Morality begins at home. Children are told by their parents to do what they are told and to always tell the truth, or be punished. As adults, social authorities take the place of our parents in telling us what we should or shouldn't do. The rule, "Always tell the truth!" is a maxim very strongly supported by Sam Harris. But Harris fails to recognise that there may be occasions when lying might increase human well-being. One argument for religion is that, if people believe that if they do the right thing they will go to heaven or otherwise go to hell, even if this belief is false (even if they have been lied to), it increases the amount of well-being in the world because it encourages people to act virtuously. This argument is one Harris and the other New Atheists, such as Hitchens and Dawkins, vehemently oppose, but they haven't disproved it. It seems to me that morality is simply those set of rules established democratically by a government for the good governance of a nation. This raises the question: can a government ever be wrong? The abolishing of the Jim Crow laws in the 'sixties and the recent legalisation of cannabis in many American states shows that elected officials are themselves subject to higher moral laws. Every religion in the world preaches the central doctrine, "Do unto others as you would have them do unto you", a doctrine related although not identical with Kant's Categorical Imperative. The universality of this precept suggests that it, rather than any utilitarian calculation, is the foundation of morality. Children do not calculate the future utility of their actions when the decide what to do or not do – and neither do adults. We simply follow the rules we have been taught.

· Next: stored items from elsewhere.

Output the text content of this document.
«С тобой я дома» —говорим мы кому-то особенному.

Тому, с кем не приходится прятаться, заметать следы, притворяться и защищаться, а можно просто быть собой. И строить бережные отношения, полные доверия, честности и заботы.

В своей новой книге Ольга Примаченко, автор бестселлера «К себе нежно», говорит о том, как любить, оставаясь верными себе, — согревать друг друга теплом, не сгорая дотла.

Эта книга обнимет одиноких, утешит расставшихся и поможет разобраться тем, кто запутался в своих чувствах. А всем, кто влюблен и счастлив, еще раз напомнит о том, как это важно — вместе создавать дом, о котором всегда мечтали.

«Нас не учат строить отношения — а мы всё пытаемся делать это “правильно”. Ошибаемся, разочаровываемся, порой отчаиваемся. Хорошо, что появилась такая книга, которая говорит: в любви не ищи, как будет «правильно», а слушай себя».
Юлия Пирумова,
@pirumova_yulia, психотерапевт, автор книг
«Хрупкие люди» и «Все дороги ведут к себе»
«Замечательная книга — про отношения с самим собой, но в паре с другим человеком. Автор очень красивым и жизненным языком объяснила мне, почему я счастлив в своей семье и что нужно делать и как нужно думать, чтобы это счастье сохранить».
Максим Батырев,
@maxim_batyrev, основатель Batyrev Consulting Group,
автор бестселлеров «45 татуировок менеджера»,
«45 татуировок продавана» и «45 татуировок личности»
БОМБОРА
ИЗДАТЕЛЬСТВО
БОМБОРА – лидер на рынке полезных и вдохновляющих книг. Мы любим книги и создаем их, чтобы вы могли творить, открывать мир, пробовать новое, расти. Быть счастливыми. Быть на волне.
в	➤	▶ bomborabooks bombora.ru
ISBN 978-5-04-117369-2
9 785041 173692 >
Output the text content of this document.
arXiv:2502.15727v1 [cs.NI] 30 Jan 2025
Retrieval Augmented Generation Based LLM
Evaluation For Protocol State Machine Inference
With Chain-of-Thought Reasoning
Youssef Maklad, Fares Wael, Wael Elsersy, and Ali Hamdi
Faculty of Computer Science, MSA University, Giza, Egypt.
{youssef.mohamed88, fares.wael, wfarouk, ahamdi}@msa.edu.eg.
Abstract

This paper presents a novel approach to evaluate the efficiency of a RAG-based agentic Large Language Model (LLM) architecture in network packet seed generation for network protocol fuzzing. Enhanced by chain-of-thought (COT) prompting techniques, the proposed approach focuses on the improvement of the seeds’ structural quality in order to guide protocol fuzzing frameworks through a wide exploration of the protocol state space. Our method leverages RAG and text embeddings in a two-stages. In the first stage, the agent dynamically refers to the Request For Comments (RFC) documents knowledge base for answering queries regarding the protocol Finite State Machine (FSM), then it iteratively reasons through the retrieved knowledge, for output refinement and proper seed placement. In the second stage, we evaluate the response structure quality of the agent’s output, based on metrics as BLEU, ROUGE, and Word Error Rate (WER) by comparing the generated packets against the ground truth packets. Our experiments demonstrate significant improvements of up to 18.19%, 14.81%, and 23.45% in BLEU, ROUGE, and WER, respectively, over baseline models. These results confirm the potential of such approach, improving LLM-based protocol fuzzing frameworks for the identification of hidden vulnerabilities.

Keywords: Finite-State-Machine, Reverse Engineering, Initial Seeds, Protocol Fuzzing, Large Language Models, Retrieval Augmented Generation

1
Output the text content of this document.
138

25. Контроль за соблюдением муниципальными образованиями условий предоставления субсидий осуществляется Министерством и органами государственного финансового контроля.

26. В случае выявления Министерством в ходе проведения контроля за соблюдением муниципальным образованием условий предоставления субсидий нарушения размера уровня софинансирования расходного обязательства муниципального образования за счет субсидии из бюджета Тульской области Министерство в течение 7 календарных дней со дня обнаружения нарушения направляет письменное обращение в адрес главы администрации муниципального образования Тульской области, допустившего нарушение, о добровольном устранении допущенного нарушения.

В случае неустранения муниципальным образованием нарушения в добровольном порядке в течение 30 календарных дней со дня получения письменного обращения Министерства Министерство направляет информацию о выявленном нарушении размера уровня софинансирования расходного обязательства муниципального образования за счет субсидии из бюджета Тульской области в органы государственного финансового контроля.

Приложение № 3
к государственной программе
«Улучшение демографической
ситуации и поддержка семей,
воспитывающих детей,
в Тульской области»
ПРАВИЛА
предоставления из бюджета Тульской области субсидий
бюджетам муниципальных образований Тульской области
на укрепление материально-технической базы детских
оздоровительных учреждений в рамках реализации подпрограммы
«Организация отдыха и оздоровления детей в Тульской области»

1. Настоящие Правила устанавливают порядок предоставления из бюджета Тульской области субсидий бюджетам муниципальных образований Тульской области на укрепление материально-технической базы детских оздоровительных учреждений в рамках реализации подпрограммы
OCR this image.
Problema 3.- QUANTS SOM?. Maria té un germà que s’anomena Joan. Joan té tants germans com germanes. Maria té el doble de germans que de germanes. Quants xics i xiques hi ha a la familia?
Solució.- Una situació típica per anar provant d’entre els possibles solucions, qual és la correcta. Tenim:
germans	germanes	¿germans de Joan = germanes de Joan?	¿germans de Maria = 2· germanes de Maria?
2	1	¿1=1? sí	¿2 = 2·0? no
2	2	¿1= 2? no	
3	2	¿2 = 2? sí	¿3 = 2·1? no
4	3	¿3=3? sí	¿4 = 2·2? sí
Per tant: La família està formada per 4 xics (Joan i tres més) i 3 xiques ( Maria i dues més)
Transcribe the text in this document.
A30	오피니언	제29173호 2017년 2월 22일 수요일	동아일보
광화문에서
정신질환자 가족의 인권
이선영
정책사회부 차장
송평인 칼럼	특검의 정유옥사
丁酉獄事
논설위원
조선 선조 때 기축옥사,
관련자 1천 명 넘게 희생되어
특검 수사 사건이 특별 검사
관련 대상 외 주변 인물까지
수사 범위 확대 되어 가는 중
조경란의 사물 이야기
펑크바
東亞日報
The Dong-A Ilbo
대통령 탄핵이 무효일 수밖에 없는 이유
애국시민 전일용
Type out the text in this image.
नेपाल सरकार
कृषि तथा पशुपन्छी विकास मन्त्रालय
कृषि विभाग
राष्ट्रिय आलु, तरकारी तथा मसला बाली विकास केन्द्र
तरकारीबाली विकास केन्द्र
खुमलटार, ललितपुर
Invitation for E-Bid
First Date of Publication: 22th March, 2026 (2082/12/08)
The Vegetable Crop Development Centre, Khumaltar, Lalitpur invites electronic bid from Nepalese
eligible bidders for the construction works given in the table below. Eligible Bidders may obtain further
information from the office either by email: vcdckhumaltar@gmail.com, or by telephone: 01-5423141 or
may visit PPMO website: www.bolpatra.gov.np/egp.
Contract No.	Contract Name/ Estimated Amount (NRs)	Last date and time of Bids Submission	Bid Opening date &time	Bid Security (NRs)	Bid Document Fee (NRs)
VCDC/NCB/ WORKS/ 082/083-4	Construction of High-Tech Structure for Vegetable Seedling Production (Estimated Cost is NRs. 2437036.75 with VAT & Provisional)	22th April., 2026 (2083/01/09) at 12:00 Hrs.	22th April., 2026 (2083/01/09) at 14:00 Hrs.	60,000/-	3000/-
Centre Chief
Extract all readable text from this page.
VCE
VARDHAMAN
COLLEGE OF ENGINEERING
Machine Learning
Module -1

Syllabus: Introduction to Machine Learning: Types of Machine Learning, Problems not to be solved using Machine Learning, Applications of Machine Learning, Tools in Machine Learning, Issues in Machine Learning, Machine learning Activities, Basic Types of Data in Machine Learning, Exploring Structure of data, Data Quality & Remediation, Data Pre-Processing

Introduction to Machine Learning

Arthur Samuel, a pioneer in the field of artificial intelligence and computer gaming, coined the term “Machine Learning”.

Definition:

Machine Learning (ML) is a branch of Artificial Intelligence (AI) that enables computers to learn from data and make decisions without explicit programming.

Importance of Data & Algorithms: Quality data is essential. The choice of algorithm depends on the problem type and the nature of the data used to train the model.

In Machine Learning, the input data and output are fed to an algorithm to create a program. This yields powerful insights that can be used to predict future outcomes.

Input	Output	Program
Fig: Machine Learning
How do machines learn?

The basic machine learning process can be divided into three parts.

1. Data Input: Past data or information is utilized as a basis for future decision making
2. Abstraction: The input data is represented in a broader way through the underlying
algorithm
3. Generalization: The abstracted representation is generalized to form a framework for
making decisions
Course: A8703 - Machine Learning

In this post, I have discussed four members of the Intellectual Dark Web. All four either subscribe to or claim to have invented Theories of Everything. Bret Weinstein subscribes to Evolutionary Biology. Eric Weinstein claims to have discovered a Grand Unified Theory that reconciles particle physics with General Relativity. Jordan Peterson claims to have discovered that human nature is a battle between order and chaos. And Sam Harris claims that morality can emerge from science, that morality is objective. At least three of the four are wrong. The question I ask myself sometimes is whether I could come up with a Theory of Everything myself or at least answer some of the philosophical problems that bother us. Probably not. But it is worth trying.